NONE SO BLIND
Classification. A story of situation, suggesting numerous small struggles. (See below.) It is a remarkable example of the multum in parvo management required of the short-story. The action requires a brief part of one day.
Plot. The impulse of the action lies in the telephone message announcing Bessie Lowe’s death.
The dramatic climax is in Dick’s perjury: his declaration that Bessie Lowe was the girl he had cared for.
The climax of action lies in the narrator’s discovery that Standish—not Dick—had been Bessie’s lover.
The dénouement is the narrator’s “poisoned arrow” flash of light that Dick had loved Leila and had sacrificed his own fiancée to the hurt to save Leila’s feelings. With the recognition dawns the realization that she and Dick must go their ways.
Struggle moments suggested are: 1. In the heart of Standish. Shall he confess to his wife? 2. In the heart of Dick.
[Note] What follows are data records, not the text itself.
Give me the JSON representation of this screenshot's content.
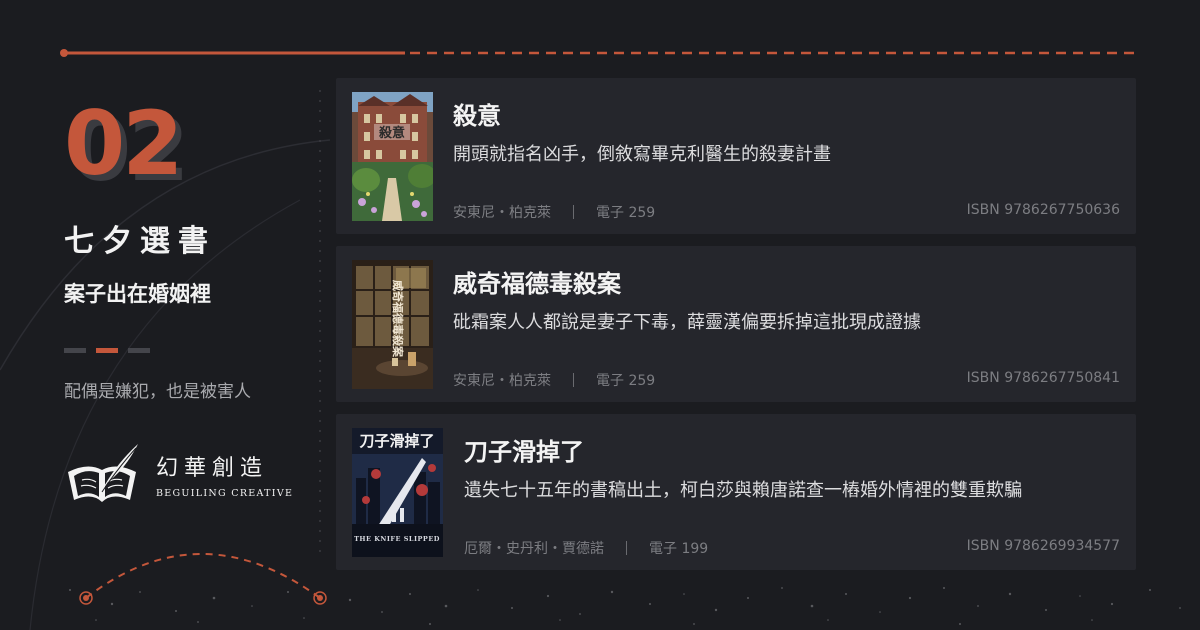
{
  "colors": {
    "background": "#1b1c20",
    "accent": "#c4573b",
    "card": "#25262c",
    "muted": "#7c7d82"
  },
  "issue": {
    "number": "02",
    "series_title": "七夕選書",
    "subtitle": "案子出在婚姻裡",
    "tagline": "配偶是嫌犯，也是被害人"
  },
  "publisher": {
    "name_zh": "幻華創造",
    "name_en": "BEGUILING CREATIVE",
    "logo_icon": "open-book-feather-icon"
  },
  "books": [
    {
      "title": "殺意",
      "description": "開頭就指名凶手，倒敘寫畢克利醫生的殺妻計畫",
      "author": "安東尼・柏克萊",
      "price": "電子 259",
      "isbn": "ISBN 9786267750636",
      "cover_text": "殺意",
      "cover_icon": "mansion-garden-cover"
    },
    {
      "title": "威奇福德毒殺案",
      "description": "砒霜案人人都說是妻子下毒，薛靈漢偏要拆掉這批現成證據",
      "author": "安東尼・柏克萊",
      "price": "電子 259",
      "isbn": "ISBN 9786267750841",
      "cover_text": "威奇福德毒殺案",
      "cover_icon": "cafe-window-cover"
    },
    {
      "title": "刀子滑掉了",
      "description": "遺失七十五年的書稿出土，柯白莎與賴唐諾查一樁婚外情裡的雙重欺騙",
      "author": "厄爾・史丹利・賈德諾",
      "price": "電子 199",
      "isbn": "ISBN 9786269934577",
      "cover_text": "刀子滑掉了",
      "cover_subtext": "THE KNIFE SLIPPED",
      "cover_icon": "knife-city-cover"
    }
  ]
}
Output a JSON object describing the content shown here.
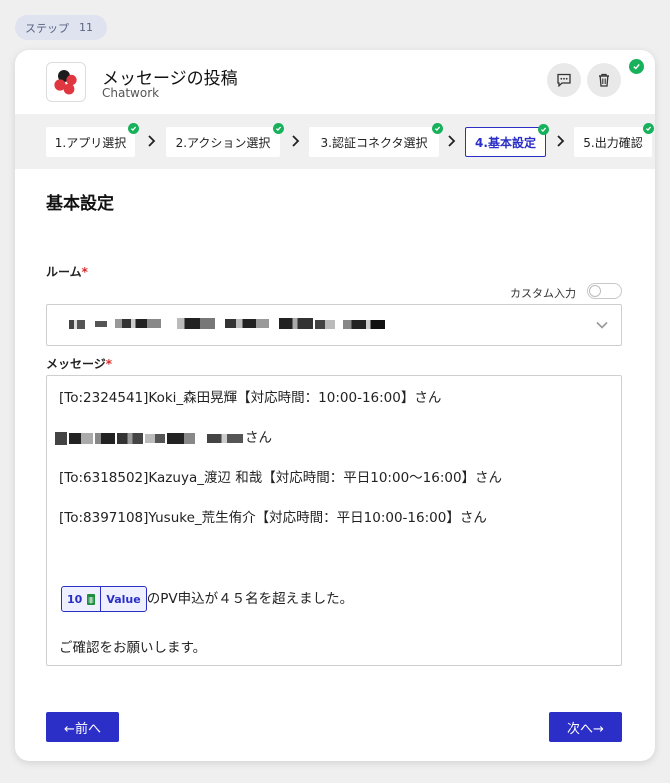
{
  "step_badge": {
    "label": "ステップ",
    "number": "11"
  },
  "header": {
    "action_title": "メッセージの投稿",
    "app_name": "Chatwork"
  },
  "stepper": {
    "steps": [
      {
        "label": "1.アプリ選択",
        "done": true
      },
      {
        "label": "2.アクション選択",
        "done": true
      },
      {
        "label": "3.認証コネクタ選択",
        "done": true
      },
      {
        "label": "4.基本設定",
        "done": true,
        "active": true
      },
      {
        "label": "5.出力確認",
        "done": true
      }
    ]
  },
  "form": {
    "section_title": "基本設定",
    "room": {
      "label": "ルーム",
      "required_mark": "*",
      "custom_input_label": "カスタム入力"
    },
    "message": {
      "label": "メッセージ",
      "required_mark": "*",
      "lines": {
        "l1": "[To:2324541]Koki_森田晃輝【対応時間：10:00-16:00】さん",
        "l2_suffix": "さん",
        "l3": "[To:6318502]Kazuya_渡辺 和哉【対応時間：平日10:00〜16:00】さん",
        "l4": "[To:8397108]Yusuke_荒生侑介【対応時間：平日10:00-16:00】さん",
        "l5_suffix": "のPV申込が４５名を超えました。",
        "l6": "ご確認をお願いします。"
      },
      "token": {
        "number": "10",
        "value": "Value"
      }
    }
  },
  "footer": {
    "prev_label": "←前へ",
    "next_label": "次へ→"
  },
  "colors": {
    "accent": "#2b2fc7",
    "success": "#18b15b",
    "required": "#d9292a"
  }
}
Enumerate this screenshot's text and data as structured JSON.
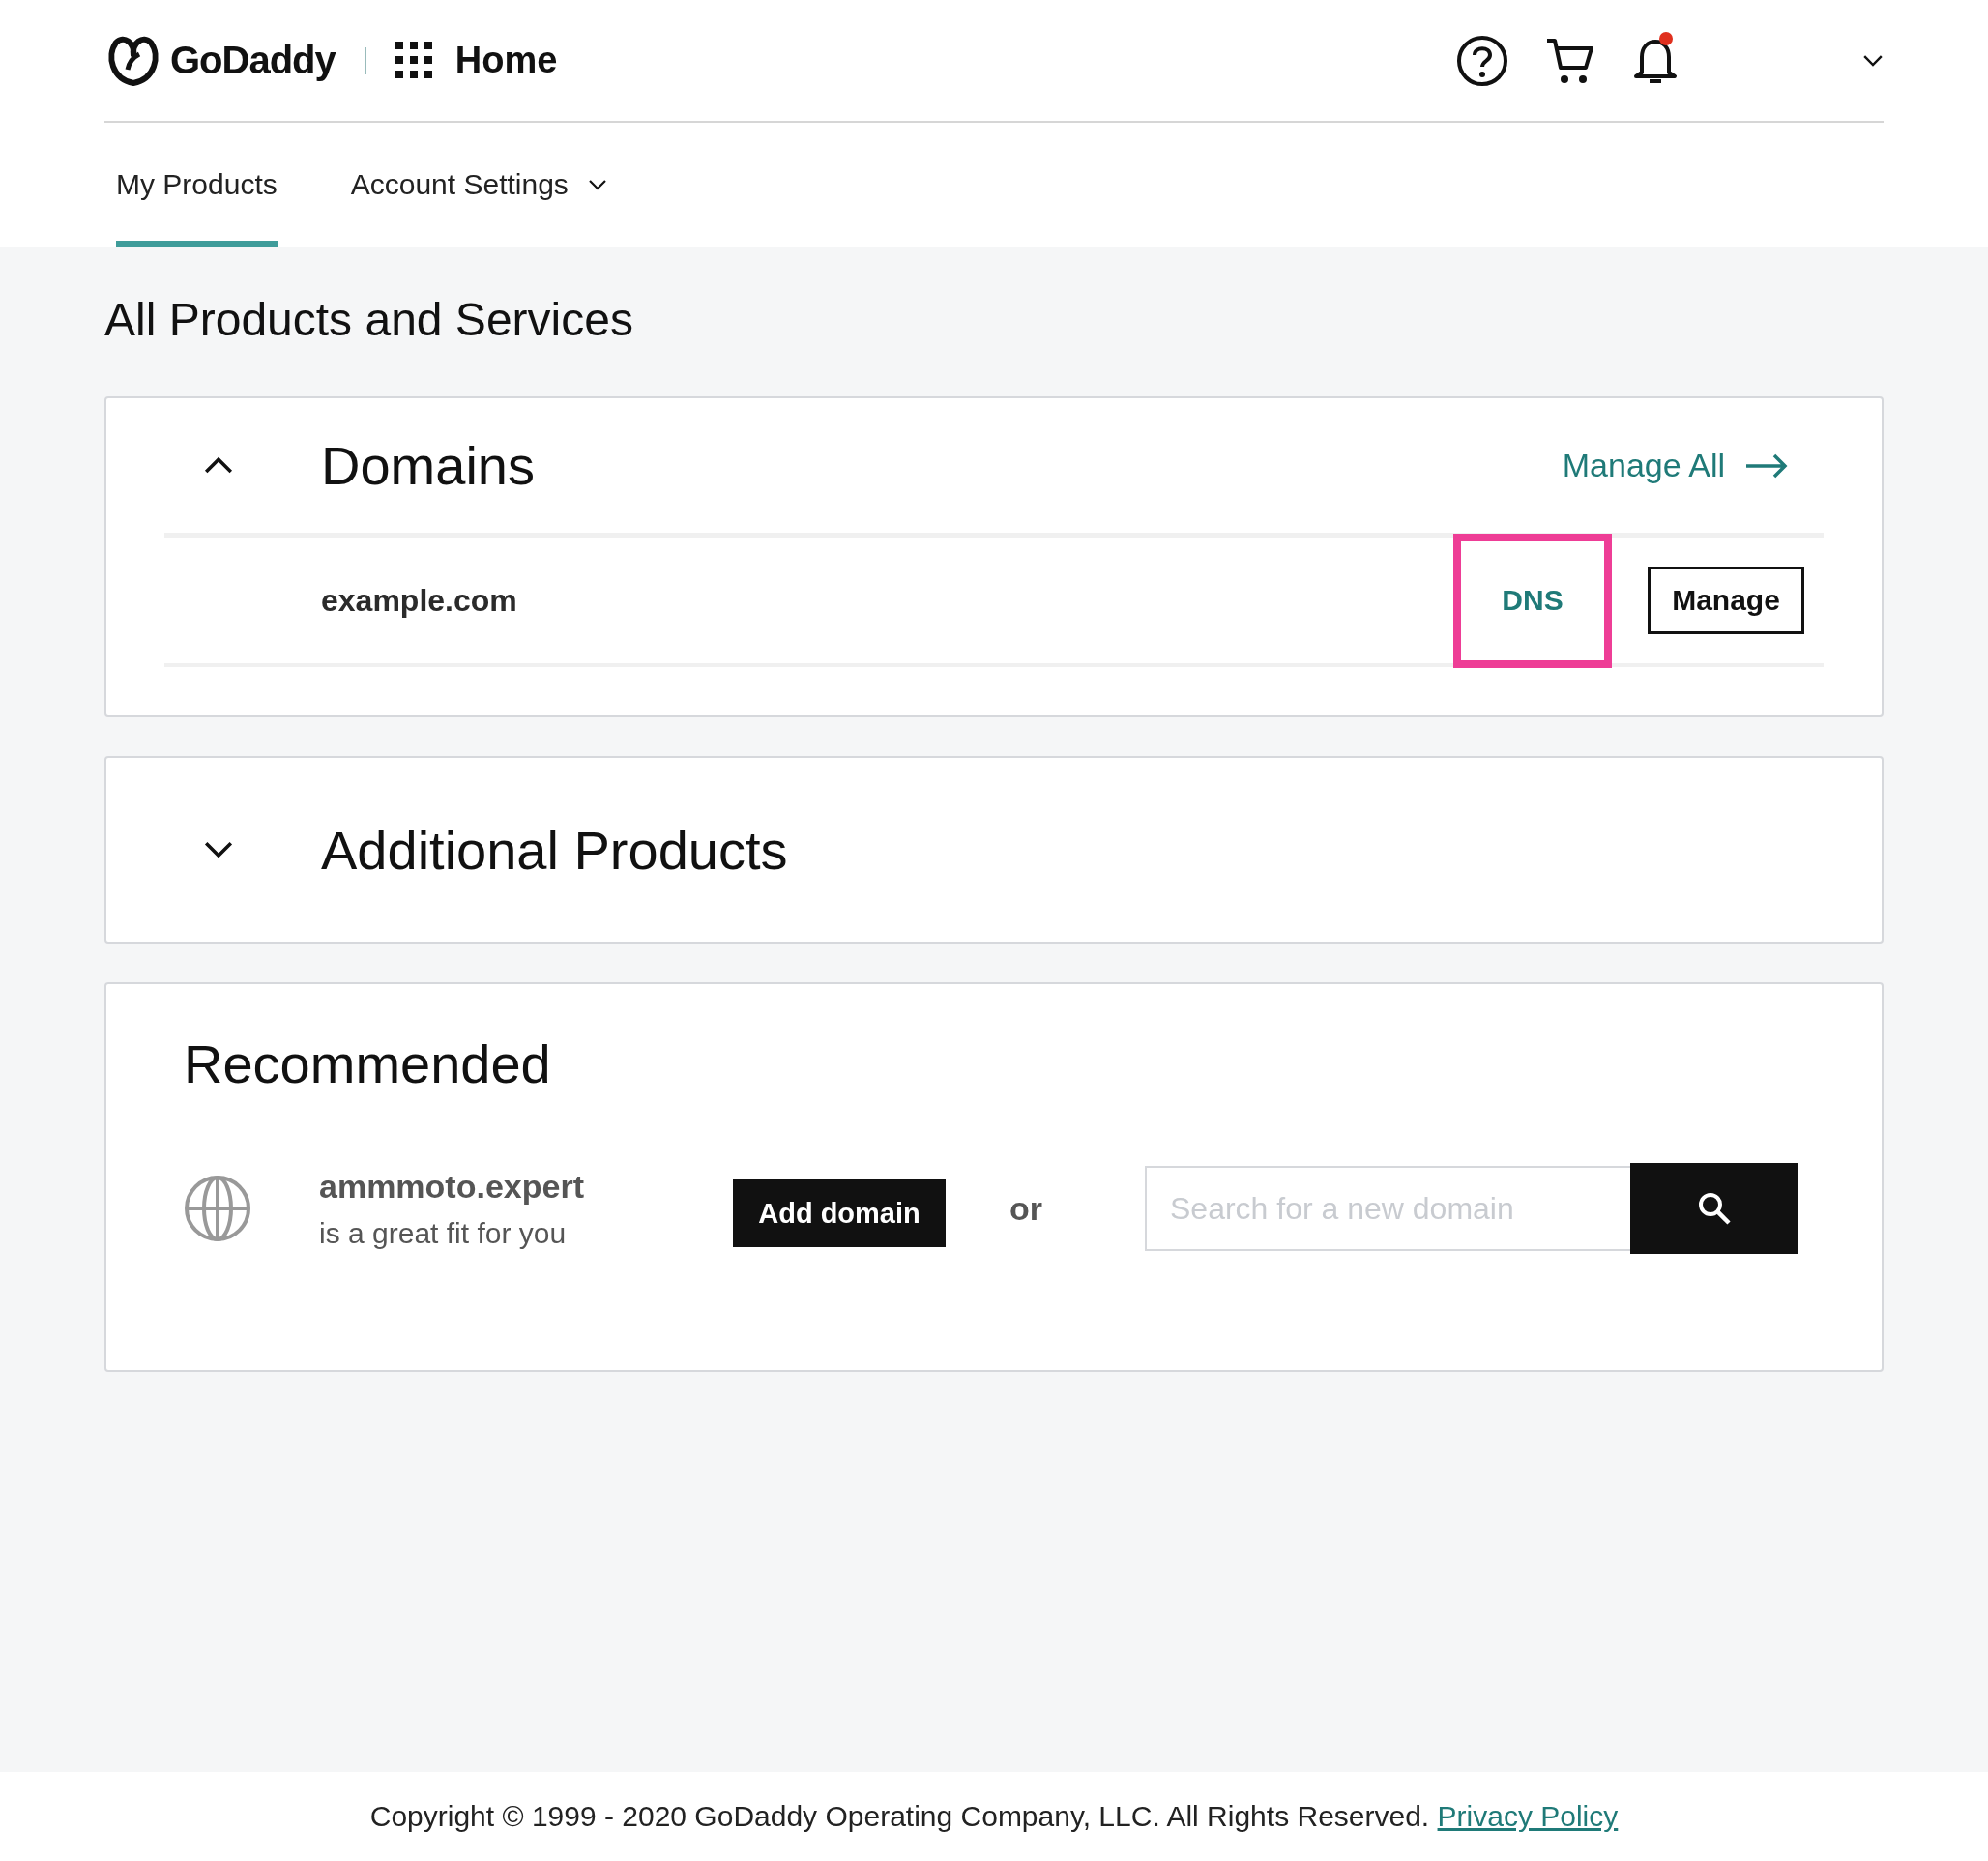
{
  "header": {
    "logo": "GoDaddy",
    "app_menu": "Home",
    "notifications_unread": true
  },
  "tabs": [
    {
      "label": "My Products",
      "selected": true,
      "dropdown": false
    },
    {
      "label": "Account Settings",
      "selected": false,
      "dropdown": true
    }
  ],
  "page_title": "All Products and Services",
  "sections": [
    {
      "title": "Domains",
      "expanded": true,
      "link": "Manage All",
      "rows": [
        {
          "domain": "example.com",
          "actions": [
            {
              "label": "DNS",
              "kind": "link",
              "highlighted": true
            },
            {
              "label": "Manage",
              "kind": "outline",
              "highlighted": false
            }
          ]
        }
      ]
    },
    {
      "title": "Additional Products",
      "expanded": false
    }
  ],
  "recommended": {
    "title": "Recommended",
    "domain": "ammmoto.expert",
    "subtitle": "is a great fit for you",
    "button": "Add domain",
    "separator": "or",
    "search": {
      "placeholder": "Search for a new domain"
    }
  },
  "footer": {
    "copyright": "Copyright © 1999 - 2020 GoDaddy Operating Company, LLC. All Rights Reserved.",
    "link": "Privacy Policy"
  }
}
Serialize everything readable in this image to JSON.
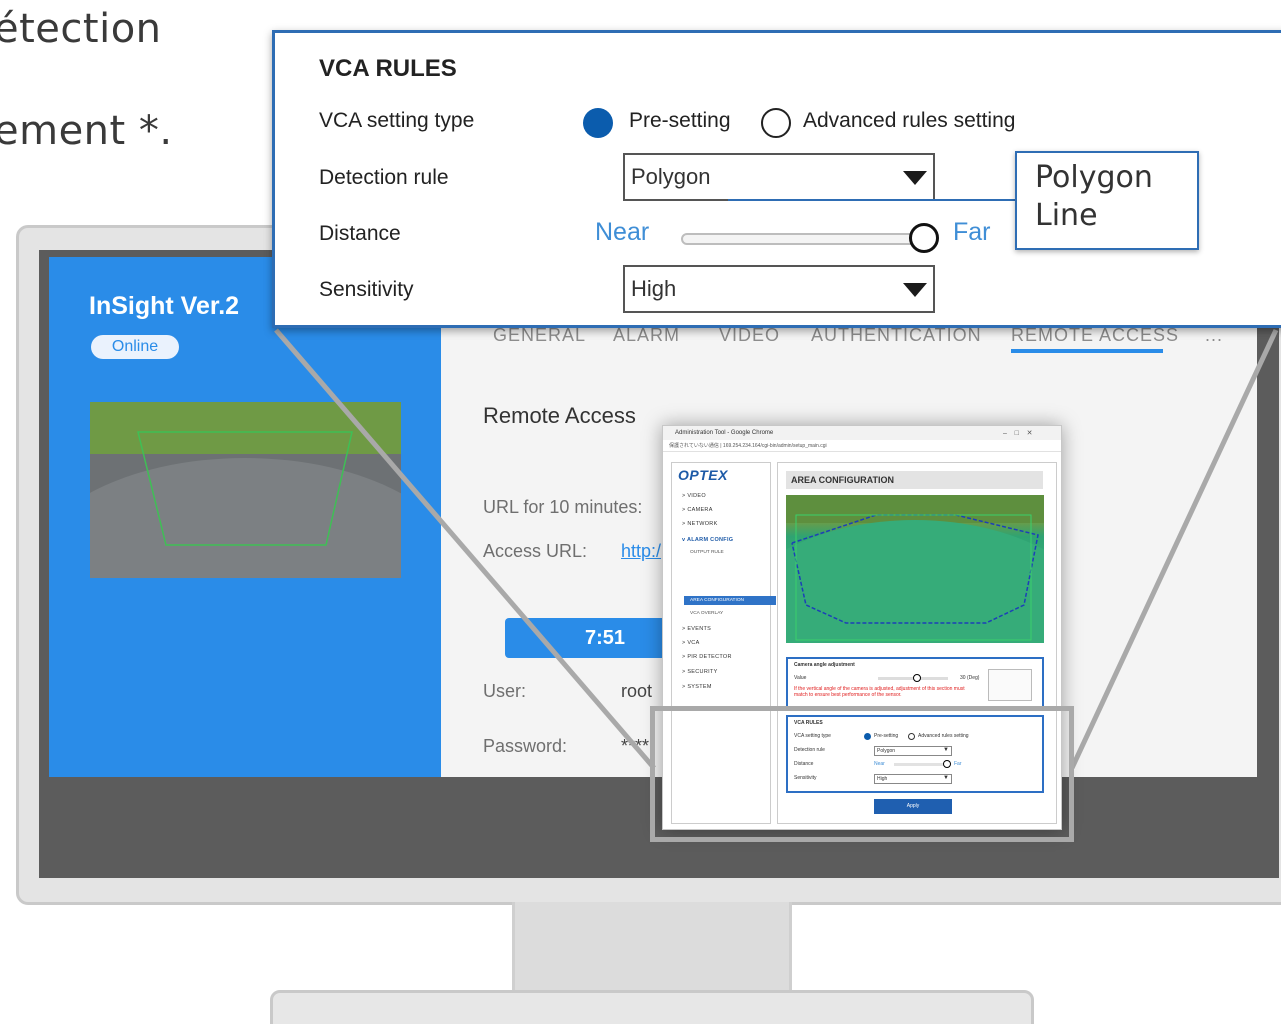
{
  "background": {
    "text_line1": "étection",
    "text_line2": "ement *."
  },
  "app": {
    "title": "InSight Ver.2",
    "status": "Online",
    "tabs": [
      "GENERAL",
      "ALARM",
      "VIDEO",
      "AUTHENTICATION",
      "REMOTE ACCESS",
      "..."
    ],
    "section_title": "Remote Access",
    "url_label": "URL for 10 minutes:",
    "access_url_label": "Access URL:",
    "access_url_value": "http:/",
    "timer": "7:51",
    "user_label": "User:",
    "user_value": "root",
    "password_label": "Password:",
    "password_value": "****"
  },
  "browser": {
    "window_title": "Administration Tool - Google Chrome",
    "address": "保護されていない通信 | 169.254.234.164/cgi-bin/admin/setup_main.cgi",
    "logo": "OPTEX",
    "nav": [
      {
        "label": "> VIDEO",
        "sub": false
      },
      {
        "label": "> CAMERA",
        "sub": false
      },
      {
        "label": "> NETWORK",
        "sub": false
      },
      {
        "label": "v ALARM CONFIG",
        "sub": false
      },
      {
        "label": "OUTPUT RULE",
        "sub": true
      },
      {
        "label": "AREA CONFIGURATION",
        "sub": true
      },
      {
        "label": "VCA OVERLAY",
        "sub": true
      },
      {
        "label": "> EVENTS",
        "sub": false
      },
      {
        "label": "> VCA",
        "sub": false
      },
      {
        "label": "> PIR DETECTOR",
        "sub": false
      },
      {
        "label": "> SECURITY",
        "sub": false
      },
      {
        "label": "> SYSTEM",
        "sub": false
      }
    ],
    "area_title": "AREA CONFIGURATION",
    "camera_angle_title": "Camera angle adjustment",
    "value_label": "Value",
    "deg_label": "30 (Deg)",
    "warning": "If the vertical angle of the camera is adjusted, adjustment of this section must match to ensure best performance of the sensor.",
    "mini_vca_title": "VCA RULES",
    "mini_rows": [
      "VCA setting type",
      "Detection rule",
      "Distance",
      "Sensitivity"
    ],
    "mini_presetting": "Pre-setting",
    "mini_advanced": "Advanced rules setting",
    "mini_polygon": "Polygon",
    "mini_near": "Near",
    "mini_far": "Far",
    "mini_high": "High",
    "apply_label": "Apply"
  },
  "vca_rules": {
    "title": "VCA RULES",
    "setting_type_label": "VCA setting type",
    "option_presetting": "Pre-setting",
    "option_advanced": "Advanced rules setting",
    "selected_option": "Pre-setting",
    "detection_rule_label": "Detection rule",
    "detection_rule_value": "Polygon",
    "distance_label": "Distance",
    "near_label": "Near",
    "far_label": "Far",
    "distance_value_fraction": 1.0,
    "sensitivity_label": "Sensitivity",
    "sensitivity_value": "High",
    "dropdown_options": [
      "Polygon",
      "Line"
    ]
  },
  "colors": {
    "accent_blue": "#2a8ce8",
    "panel_border": "#2e6db4",
    "radio_selected": "#0b5cad",
    "near_far_text": "#3f8ed6"
  }
}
Shall he sacrifice his fiancée to save Leila’s feelings? 3. On Leila’s part. Shall she indicate that she knows Dick is lying? 4. On the part of the narrator. What shall she do about it? In each case, the outcome arrives with celerity, and love is the ruling motive in each struggle. The decision, as affected by love, testifies to the character of each person.
Characterization. Is each character so described, and does he show such action and interaction as to make logical the behavior in the particular struggle? Must the reader accept any one of the decisions on faith alone?
Setting. What is it? Has it particular contributory value, or might the locale have been, say, New York? How is it integrated with atmosphere and action? (See, e.g., page 468, “Through the purpling twilight of that St. John’s eve.”)
Details. How might the narrator have hoodwinked herself as to Dick’s motive? How might Dick have explained so as either 1. to satisfy the narrator, or 2. to leave her—and the reader—in doubt? Which of the three choices would have been cheapest and easiest? Which would have destroyed, altogether, the individuality of the story?
Study the sound effects, beginning in the very first paragraph; Is there a suggestion of disturbed harmonies, in a spiritual sense? Notice that the sounds suggest the entire London background against which the individual tragedy stands out, etched in a few lines.
What value have the poetic passages which Miss Synon is fond of introducing into her stories? Do they seem to be external, or have they been made an essentially vital part of the whole?
What does lavender, at the close, signify?
Wherein lies the deepest pathos of the story? How is it conveyed—by notice or neglect or by a happy restraint?